In the early years of the 20th century, the right to vote and the value of an individual's vote were matters that occupied the interest of both privileged and underprivileged people alike. "In theory," remarks John Milton Cooper in Pivotal Decades: The United States, 1900-1920, "the right to vote belonged to slightly less than half the adult population; in practice, it belonged to fewer than that." According to Cooper, African-American participation in the political system of the United States, though Constitutionally-protected by the 15th Amendment of 1870, was marred by corrupt practices of segregation, discrimination, disenfranchisement, racist political demagoguery, and racial violence. Similarly, newly-arrived immigrants were treated as pawns in the political process, as city machines attempted to manipulate their decisions at the ballot box. At the turn of the century, women were barely permitted suffrage (in four western states).
For such reasons, Progressive insurgents such as Robert La Follete of Wisconsin were passionate about the urgent need for reform. La Follete championed elements of direct democracy such as recall, referendum, direct primary, and initiative.
During the "Gilded Age" of the late 19th century, corrupt business practices and political graft compromised standards of justice in America. Concerned citizens were interested in restoring order in the corporate world and holding powerful individuals accountable for their behavior. For this reason, Progressive leaders "demanded stern antitrust laws, discriminated in favor of state enterprise in such areas as insurance, and insisted upon rigid rules to restrain the political activities of the large corporations," according to Robert H. Wiebe, author of "The Search for order, 1877-1920."
In a period of economic instability, the Progressive movement gained traction as reformers sought to defend the rights of the working class.
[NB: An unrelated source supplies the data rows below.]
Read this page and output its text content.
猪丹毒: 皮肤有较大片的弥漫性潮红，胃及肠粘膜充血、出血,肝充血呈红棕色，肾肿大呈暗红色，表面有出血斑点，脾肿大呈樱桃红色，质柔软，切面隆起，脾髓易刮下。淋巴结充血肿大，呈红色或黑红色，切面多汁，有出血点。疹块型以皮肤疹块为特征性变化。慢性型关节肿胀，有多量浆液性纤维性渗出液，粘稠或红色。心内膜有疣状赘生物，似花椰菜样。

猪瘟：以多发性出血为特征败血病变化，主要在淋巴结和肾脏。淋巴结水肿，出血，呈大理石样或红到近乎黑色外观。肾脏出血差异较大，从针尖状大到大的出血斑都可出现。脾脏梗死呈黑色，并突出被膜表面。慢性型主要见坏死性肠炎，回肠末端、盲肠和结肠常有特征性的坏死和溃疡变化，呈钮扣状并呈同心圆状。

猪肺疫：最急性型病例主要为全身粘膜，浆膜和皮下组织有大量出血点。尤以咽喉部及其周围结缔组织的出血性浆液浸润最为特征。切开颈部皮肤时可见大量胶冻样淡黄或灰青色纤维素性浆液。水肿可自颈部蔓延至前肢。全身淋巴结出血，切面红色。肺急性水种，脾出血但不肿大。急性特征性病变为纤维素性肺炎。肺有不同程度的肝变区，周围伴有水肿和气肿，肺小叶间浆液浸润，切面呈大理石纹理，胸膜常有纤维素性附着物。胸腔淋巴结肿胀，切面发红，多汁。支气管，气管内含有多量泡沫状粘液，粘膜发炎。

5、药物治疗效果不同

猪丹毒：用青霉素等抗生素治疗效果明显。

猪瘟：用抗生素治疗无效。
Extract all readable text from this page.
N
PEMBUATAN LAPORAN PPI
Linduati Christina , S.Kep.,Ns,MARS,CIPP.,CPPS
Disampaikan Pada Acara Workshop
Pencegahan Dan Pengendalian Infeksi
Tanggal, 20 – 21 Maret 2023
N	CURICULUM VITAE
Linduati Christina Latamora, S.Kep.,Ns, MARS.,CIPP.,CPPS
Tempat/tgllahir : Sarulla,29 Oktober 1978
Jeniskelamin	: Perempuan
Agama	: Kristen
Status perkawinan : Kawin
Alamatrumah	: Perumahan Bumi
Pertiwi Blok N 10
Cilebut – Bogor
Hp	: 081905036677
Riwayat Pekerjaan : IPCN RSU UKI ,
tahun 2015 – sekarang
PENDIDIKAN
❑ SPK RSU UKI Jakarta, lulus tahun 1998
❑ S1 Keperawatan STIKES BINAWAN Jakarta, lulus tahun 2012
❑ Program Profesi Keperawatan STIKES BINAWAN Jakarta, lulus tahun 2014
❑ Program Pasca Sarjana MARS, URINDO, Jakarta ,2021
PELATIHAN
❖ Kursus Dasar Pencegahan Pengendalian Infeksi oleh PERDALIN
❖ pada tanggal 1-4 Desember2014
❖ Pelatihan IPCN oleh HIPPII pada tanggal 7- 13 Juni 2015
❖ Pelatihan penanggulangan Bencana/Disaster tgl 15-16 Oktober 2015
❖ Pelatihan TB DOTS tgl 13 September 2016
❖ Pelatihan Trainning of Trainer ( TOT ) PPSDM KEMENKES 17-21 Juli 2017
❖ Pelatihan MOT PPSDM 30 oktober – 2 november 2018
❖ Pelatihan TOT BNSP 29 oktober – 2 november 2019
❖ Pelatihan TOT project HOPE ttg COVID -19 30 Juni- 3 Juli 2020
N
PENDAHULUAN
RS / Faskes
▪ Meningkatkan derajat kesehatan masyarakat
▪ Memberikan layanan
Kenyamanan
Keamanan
Child labor laws, for example, were championed by Progressives in hopes of discouraging businesses from drawing children into the workforce. Many child laborers in this era were underpaid, working in unsafe conditions and malnourished. Within industrial environments, trade unions agitated for measures of reform, designed to accommodate the needs of workers while discovering employees' hidden potential by way of worker education programs.
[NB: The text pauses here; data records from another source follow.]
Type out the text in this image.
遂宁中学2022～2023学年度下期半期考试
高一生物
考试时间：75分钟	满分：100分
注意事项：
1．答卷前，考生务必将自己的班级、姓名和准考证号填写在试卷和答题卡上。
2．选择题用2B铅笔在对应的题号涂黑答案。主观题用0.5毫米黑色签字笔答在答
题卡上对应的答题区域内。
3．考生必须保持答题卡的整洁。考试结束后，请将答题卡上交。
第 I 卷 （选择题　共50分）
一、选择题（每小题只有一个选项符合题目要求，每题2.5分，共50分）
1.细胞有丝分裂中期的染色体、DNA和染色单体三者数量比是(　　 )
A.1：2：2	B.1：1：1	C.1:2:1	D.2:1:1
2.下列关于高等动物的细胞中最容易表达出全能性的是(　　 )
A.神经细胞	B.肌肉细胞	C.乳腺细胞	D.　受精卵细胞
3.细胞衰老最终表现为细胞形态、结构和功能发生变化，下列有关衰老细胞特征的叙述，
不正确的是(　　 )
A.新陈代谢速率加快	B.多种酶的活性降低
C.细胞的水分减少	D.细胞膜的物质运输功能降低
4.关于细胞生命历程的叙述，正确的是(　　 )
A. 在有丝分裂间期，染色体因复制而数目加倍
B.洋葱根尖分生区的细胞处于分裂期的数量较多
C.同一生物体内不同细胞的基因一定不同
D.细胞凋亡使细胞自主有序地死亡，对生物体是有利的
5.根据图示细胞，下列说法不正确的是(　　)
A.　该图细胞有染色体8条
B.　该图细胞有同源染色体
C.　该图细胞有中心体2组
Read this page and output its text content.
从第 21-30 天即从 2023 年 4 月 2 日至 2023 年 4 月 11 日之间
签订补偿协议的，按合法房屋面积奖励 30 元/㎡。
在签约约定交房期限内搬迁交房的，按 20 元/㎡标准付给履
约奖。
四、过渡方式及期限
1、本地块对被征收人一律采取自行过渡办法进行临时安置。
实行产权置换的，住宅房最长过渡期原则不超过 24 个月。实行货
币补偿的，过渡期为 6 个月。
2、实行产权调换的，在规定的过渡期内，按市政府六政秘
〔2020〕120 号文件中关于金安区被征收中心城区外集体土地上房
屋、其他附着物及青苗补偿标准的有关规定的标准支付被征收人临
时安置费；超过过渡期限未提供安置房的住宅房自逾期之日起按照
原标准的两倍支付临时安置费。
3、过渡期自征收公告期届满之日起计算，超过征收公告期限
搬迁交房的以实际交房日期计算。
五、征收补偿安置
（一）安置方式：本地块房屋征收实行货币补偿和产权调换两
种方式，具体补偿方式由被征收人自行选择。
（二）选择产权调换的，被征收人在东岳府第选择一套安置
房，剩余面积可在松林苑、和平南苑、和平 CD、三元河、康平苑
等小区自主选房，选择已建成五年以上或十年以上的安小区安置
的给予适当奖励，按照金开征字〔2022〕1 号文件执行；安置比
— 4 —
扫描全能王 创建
Youth-based social and educational reforms were key concerns that were addressed by social reformer Jane Addams, theologian Walter Rauschenbush and philosopher John Dewey. Addams opened Hull House, a settlement house that offered the nation's first kindergarten classes for impoverished children. Rauschenbush challenged Christians to embrace an attitude of charity toward less financially fortunate members of society. Dewey also wished to provide opportunities for children from all sectors of society, advocating a system of education that recognized the value of experiential learning alongside of classroom instruction. The progressive ideas of these three individuals substantiated equality of education and the use of inductive reasoning methods that were grounded in experience.